O procedimento para aplicação de medidas da tutela da legalidade urbanística culminou, segundo a autarquia, com a decisão final de se proceder à demolição do muro de vedação em toda a sua extensão, bem como a cessação de utilização do terreno para depósito e comércio de contentores marítimos e a sua retirada do local. E notificou os responsáveis da empresa da decisão.

Na sequência da notificação da decisão final, a empresa, diz a autarquia, “recorreu aos meios judiciais para impugnar tal decisão”.

Face à interposição da ação administrativa, “o procedimento de reposição da legalidade urbanística, iniciado pelo Município, ficou automaticamente suspenso, aguardando-se neste momento a decisão final do Tribunal Administrativo de Círculo de Lisboa”.

Por esse motivo, enquanto o processo permanecer em juízo, a autarquia não pode dar execução ao ato por si determinado.

Prémios PME Líder e PME Excelência

Mesmo estando, desde 2008, a operar este parque de contentores de forma ilegal, pelo menos de 2017 a 2023 a Comecont foi distinguida com o prémio PME Líder.

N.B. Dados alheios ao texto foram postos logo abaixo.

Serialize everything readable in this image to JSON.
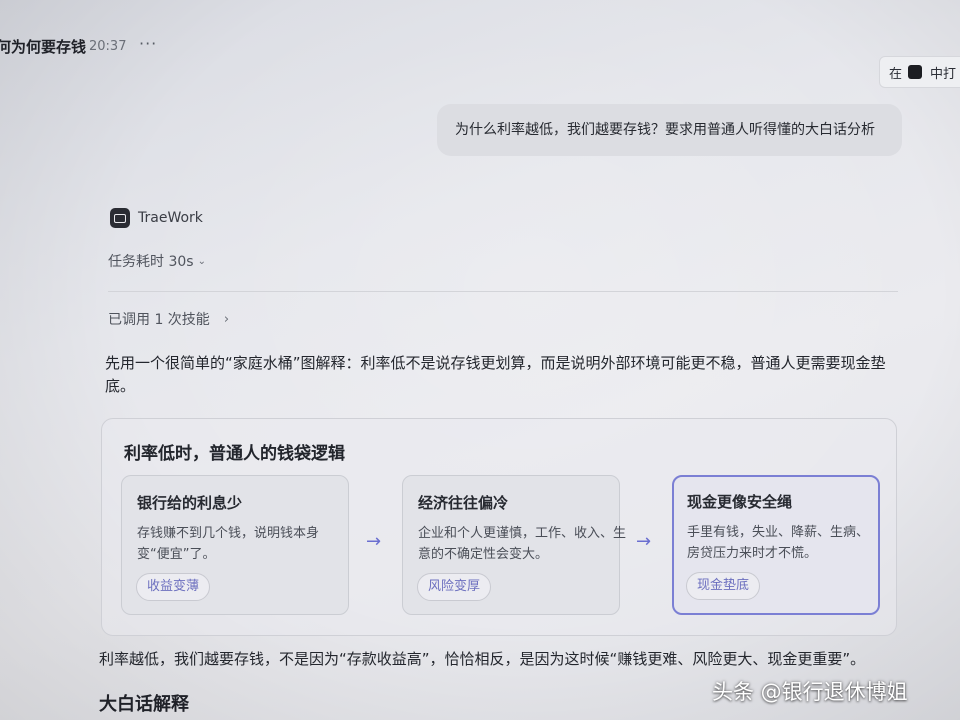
{
  "header": {
    "title": "何为何要存钱",
    "time": "20:37",
    "more_icon": "more-horizontal-icon",
    "chip_prefix": "在",
    "chip_label": "中打"
  },
  "conversation": {
    "user_message": "为什么利率越低，我们越要存钱？要求用普通人听得懂的大白话分析",
    "bot_name": "TraeWork",
    "elapsed": "任务耗时 30s",
    "skills": "已调用 1 次技能",
    "intro": "先用一个很简单的“家庭水桶”图解释：利率低不是说存钱更划算，而是说明外部环境可能更不稳，普通人更需要现金垫底。",
    "card": {
      "title": "利率低时，普通人的钱袋逻辑",
      "steps": [
        {
          "title": "银行给的利息少",
          "desc": "存钱赚不到几个钱，说明钱本身变“便宜”了。",
          "tag": "收益变薄"
        },
        {
          "title": "经济往往偏冷",
          "desc": "企业和个人更谨慎，工作、收入、生意的不确定性会变大。",
          "tag": "风险变厚"
        },
        {
          "title": "现金更像安全绳",
          "desc": "手里有钱，失业、降薪、生病、房贷压力来时才不慌。",
          "tag": "现金垫底"
        }
      ],
      "arrow": "→"
    },
    "outro": "利率越低，我们越要存钱，不是因为“存款收益高”，恰恰相反，是因为这时候“赚钱更难、风险更大、现金更重要”。",
    "section_heading": "大白话解释"
  },
  "watermark": "头条 @银行退休博姐",
  "colors": {
    "accent": "#7b7fd4",
    "tag_text": "#6c6fbf",
    "bubble": "#dcdde2"
  }
}
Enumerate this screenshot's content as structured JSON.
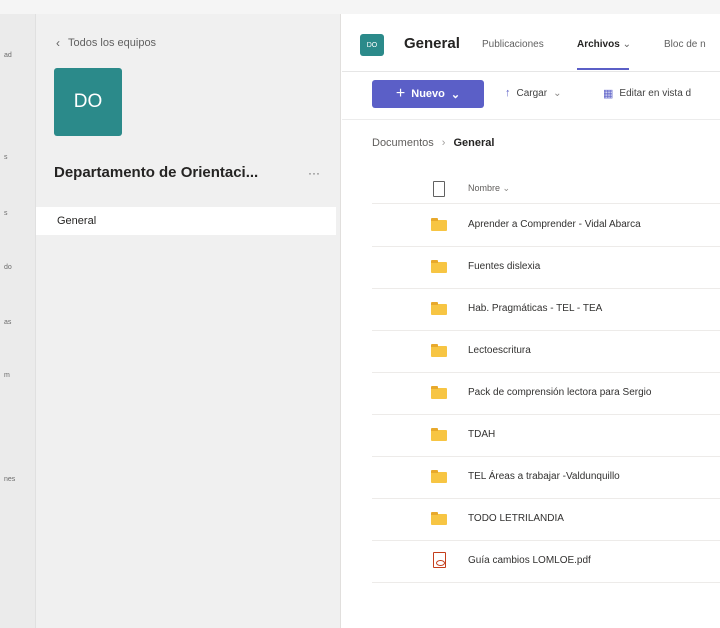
{
  "rail": {
    "items": [
      "ad",
      "s",
      "s",
      "do",
      "as",
      "m",
      "nes"
    ]
  },
  "team": {
    "back_label": "Todos los equipos",
    "avatar_initials": "DO",
    "name": "Departamento de Orientaci...",
    "more": "···",
    "channels": [
      "General"
    ]
  },
  "channel_header": {
    "avatar_initials": "DO",
    "title": "General",
    "tabs": [
      "Publicaciones",
      "Archivos",
      "Bloc de n"
    ],
    "active_tab": "Archivos"
  },
  "toolbar": {
    "new_label": "Nuevo",
    "upload_label": "Cargar",
    "edit_grid_label": "Editar en vista d"
  },
  "breadcrumb": {
    "root": "Documentos",
    "current": "General"
  },
  "files": {
    "column_name": "Nombre",
    "rows": [
      {
        "name": "Aprender a Comprender - Vidal Abarca",
        "type": "folder"
      },
      {
        "name": "Fuentes dislexia",
        "type": "folder"
      },
      {
        "name": "Hab. Pragmáticas - TEL - TEA",
        "type": "folder"
      },
      {
        "name": "Lectoescritura",
        "type": "folder"
      },
      {
        "name": "Pack de comprensión lectora para Sergio",
        "type": "folder"
      },
      {
        "name": "TDAH",
        "type": "folder"
      },
      {
        "name": "TEL Áreas a trabajar -Valdunquillo",
        "type": "folder"
      },
      {
        "name": "TODO LETRILANDIA",
        "type": "folder"
      },
      {
        "name": "Guía cambios LOMLOE.pdf",
        "type": "pdf"
      }
    ]
  },
  "colors": {
    "accent": "#5b5fc7",
    "team_avatar": "#2b8a8a",
    "folder": "#f7c543"
  }
}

Um selo de reputação criado pelo IAPMEI -- a Agência para a Competitividade e Inovação, que distingue o mérito das Pequenas e Médias Empresas nacionais com desempenhos superiores. É atribuído em parceria com o Turismo de Portugal, um conjunto de bancos parceiros e as Sociedades de Garantia Mútua, tendo por base as melhores notações de rating e indicadores económico-financeiros.

O grupo das PME Líder que apresente os melhores desempenhos é também, anualmente, distinguido com o estatuto de PME Excelência, criando condições acrescidas de visibilidade para estas empresas de perfil superior. Em 2015, a Comecont foi distinguida com este prémio.